Don't you just love it when the stuffed shirts and skirts in Washington, D.C., get their knickers all wadded up in their cracks? I sure do. And I love the spontaneous uprisings going on now coast to coast as Congresspersons and Senators get an earful from the voting public who are shouting "We're mad as hell and we're not gonna take it anymore!"
Obamacare is sinking fast and you don't need a weatherman to know which way the wind's blowing. If the Blue Dog Democrats and RINO's have enough brains to rub two rocks together, they're getting the message loud and clear they better back off backing the Obamessiah's plan for Uncle Sam to decide when, where and how much healthcare the paying public is entitled to get.
Can you imagine what great healthcare we'll get when the government provides us the same wonderful service it does for the U.S. Mail? Here's a question for ya, why do they call postal clerks "civil servants" when they're barely civil at best and don't give any service worth writing home about?
Obama had one of those "Oops!" moments in a speech about his healthcare plan that was supposed to be reassuring when he used the post office as an example of how government programs don't work as well as private enterprise.
In Washington, that's what's known as a gaffe, when a politician has a slip of the tongue and actually tells the truth.
So we don't have to worry about government taking over our private healthcare programs because the post office can't compete with FedEx and UPS? But even though the federal guvmint can't deliver the mail on time we're supposed to trust these came "civil servants" with our life and death healthcare choices?
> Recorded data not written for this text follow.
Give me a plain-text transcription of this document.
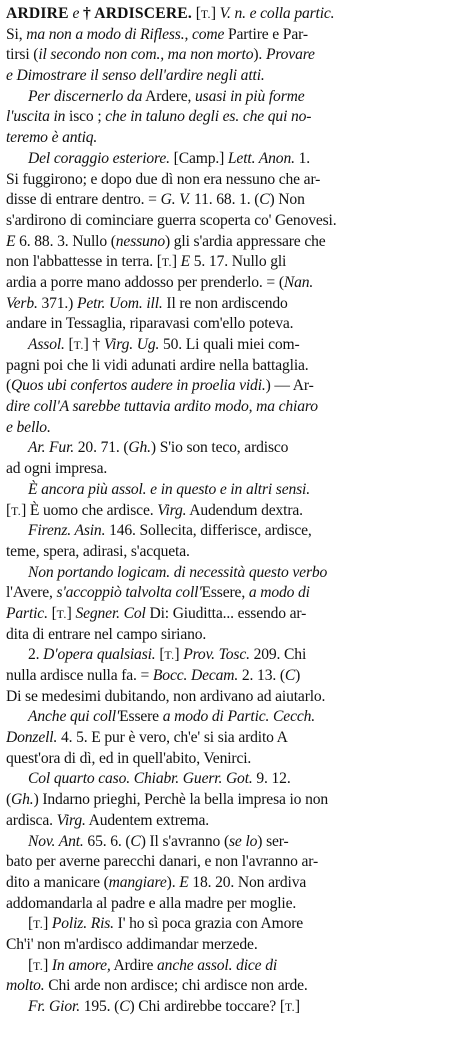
ARDIRE e † ARDISCERE. [T.] V. n. e colla partic.
Si, ma non a modo di Rifless., come Partire e Par-
tirsi (il secondo non com., ma non morto). Provare
e Dimostrare il senso dell'ardire negli atti.
Per discernerlo da Ardere, usasi in più forme
l'uscita in isco ; che in taluno degli es. che qui no-
teremo è antiq.
Del coraggio esteriore. [Camp.] Lett. Anon. 1.
Si fuggirono; e dopo due dì non era nessuno che ar-
disse di entrare dentro. = G. V. 11. 68. 1. (C) Non
s'ardirono di cominciare guerra scoperta co' Genovesi.
E 6. 88. 3. Nullo (nessuno) gli s'ardia appressare che
non l'abbattesse in terra. [T.] E 5. 17. Nullo gli
ardia a porre mano addosso per prenderlo. = (Nan.
Verb. 371.) Petr. Uom. ill. Il re non ardiscendo
andare in Tessaglia, riparavasi com'ello poteva.
Assol. [T.] † Virg. Ug. 50. Li quali miei com-
pagni poi che li vidi adunati ardire nella battaglia.
(Quos ubi confertos audere in proelia vidi.) — Ar-
dire coll'A sarebbe tuttavia ardito modo, ma chiaro
e bello.
Ar. Fur. 20. 71. (Gh.) S'io son teco, ardisco
ad ogni impresa.
È ancora più assol. e in questo e in altri sensi.
[T.] È uomo che ardisce. Virg. Audendum dextra.
Firenz. Asin. 146. Sollecita, differisce, ardisce,
teme, spera, adirasi, s'acqueta.
Non portando logicam. di necessità questo verbo
l'Avere, s'accoppiò talvolta coll'Essere, a modo di
Partic. [T.] Segner. Col Di: Giuditta... essendo ar-
dita di entrare nel campo siriano.
2. D'opera qualsiasi. [T.] Prov. Tosc. 209. Chi
nulla ardisce nulla fa. = Bocc. Decam. 2. 13. (C)
Di se medesimi dubitando, non ardivano ad aiutarlo.
Anche qui coll'Essere a modo di Partic. Cecch.
Donzell. 4. 5. E pur è vero, ch'e' si sia ardito A
quest'ora di dì, ed in quell'abito, Venirci.
Col quarto caso. Chiabr. Guerr. Got. 9. 12.
(Gh.) Indarno prieghi, Perchè la bella impresa io non
ardisca. Virg. Audentem extrema.
Nov. Ant. 65. 6. (C) Il s'avranno (se lo) ser-
bato per averne parecchi danari, e non l'avranno ar-
dito a manicare (mangiare). E 18. 20. Non ardiva
addomandarla al padre e alla madre per moglie.
[T.] Poliz. Ris. I' ho sì poca grazia con Amore
Ch'i' non m'ardisco addimandar merzede.
[T.] In amore, Ardire anche assol. dice di
molto. Chi arde non ardisce; chi ardisce non arde.
Fr. Gior. 195. (C) Chi ardirebbe toccare? [T.]
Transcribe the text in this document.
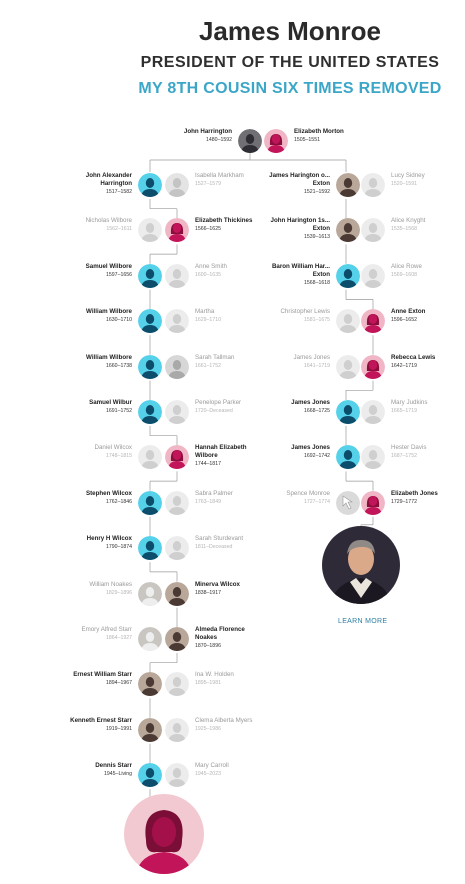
James Monroe
PRESIDENT OF THE UNITED STATES
MY 8TH COUSIN SIX TIMES REMOVED
John Harrington
1480–1592
Elizabeth Morton
1505–1551
LEARN MORE
John Alexander Harrington
1517–1582
Isabella Markham
1527–1579
Nicholas Wilbore
1562–1611
Elizabeth Thickines
1566–1625
Samuel Wilbore
1597–1656
Anne Smith
1600–1635
William Wilbore
1630–1710
Martha
1629–1710
William Wilbore
1660–1738
Sarah Tallman
1661–1752
Samuel Wilbur
1691–1752
Penelope Parker
1720–Deceased
Daniel Wilcox
1748–1815
Hannah Elizabeth Wilbore
1744–1817
Stephen Wilcox
1762–1846
Sabra Palmer
1763–1849
Henry H Wilcox
1790–1874
Sarah Sturdevant
1811–Deceased
William Noakes
1829–1896
Minerva Wilcox
1838–1917
Emory Alfred Starr
1864–1927
Almeda Florence Noakes
1870–1896
Ernest William Starr
1894–1967
Ina W. Holden
1895–1981
Kenneth Ernest Starr
1919–1991
Clema Alberta Myers
1925–1986
Dennis Starr
1945–Living
Mary Carroll
1945–2023
James Harington o... Exton
1521–1592
Lucy Sidney
1520–1591
John Harington 1s... Exton
1539–1613
Alice Knyght
1535–1568
Baron William Har... Exton
1568–1618
Alice Rowe
1569–1608
Christopher Lewis
1581–1675
Anne Exton
1596–1652
James Jones
1641–1719
Rebecca Lewis
1642–1719
James Jones
1668–1725
Mary Judkins
1665–1719
James Jones
1692–1742
Hester Davis
1687–1752
Spence Monroe
1727–1774
Elizabeth Jones
1729–1772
What exactly was your point, Mr. President? I suspect the only real point Obama has is the one on top of his pointy little liberal leftwingnut noggin.
Wesley Pruden, as usual, 'splains why the Congresspersons are so clueless about the rage they're hearing from voters, from whom they're usually entirely isolated from in their D.C. "bubble."
The rage at the town halls is particularly irksome because congressmen are not accustomed to anyone talking back to them. They live in the bubble where aides and flunkies tend every need, pop every pimple and hide every hickey, even accompanying members to the members-only dining room to cut their roast beef and dab a napkin at their mouths if need be.
When their constituents raise concerns about what's in the thousand pages of the House health care legislation -- the working version of Obamacare, which few members have read, but aides are even now stumbling over the words of two or more syllables -- the reaction is often irritation bordering on anger, anger crossing over into rage: The elderly and the soon to be elderly are foolish to be concerned about legislation mandating "voluntary" conversations about when and how the elderly should die.
President Obama jokes that these are concerns about "pulling the plug on Grandma," but it's no joke for Grandma. Grandma remembers how Mr. Obama so easily denounced his own white grandma as a racist bigot in his explanation of why and how he chose the Rev. Jeremiah Wright to tutor his family in the moral teachings of the church.
Mr. Obama's acolytes on the Op-Ed pages and the television screens, right on cue, pile on: Only wingnuts, hicks and rednecks could imagine Official U.S. Government bureaucrats guilty of arrogance and hubris. Curiously, these acolytes easily imagine the worst kind of wickedness in other departments of big government. (See Iraq, war in; Bush, George W.)
And while I'm on the topic of enraged rednecks, have you heard the latest accusation as so why all us rednecks (from coast to coast, north and south) are up in arms? We're all racists, saith Kathleen Parker, the token Southern columnist on many liberal newspapers.
I quit reading Parker some time ago when she joined the Obamessiah's court jesters, but Ann Coulter brings us up to date on Kathleen's latest screed in defense of her beloved Obamessiah.
But Kathleen Parker has leapt into the fray to explain that the opposition to Obama's agenda is pure Southern racism. And she's from the South, so it must be true!
As she put it on Chris Matthews' "Hardball": "One word, Chris -- one word. 'Confederacy.' I mean, you know, the South is very -- I live there, OK? I want to make that clear, too, because I'm not bashing Southerners."
No, she was certainly not bashing Southerners. This she made clear in her Washington Post column calling for the Republican Party to "drive a stake through the heart of old Dixie."
Read Ann's latest to get the full details. Short version. Parker was born in Winter Haven, Fla. (AKA Yankee retirement mecca) and now has a pad in South Carolina she visits when she's not in Washington, D.C. at her real home. So she's a genuine Southerner and an expert on racism, right? And I'm a genuine rocket surgeon because I rented a room at a Holiday Inn Express for the night.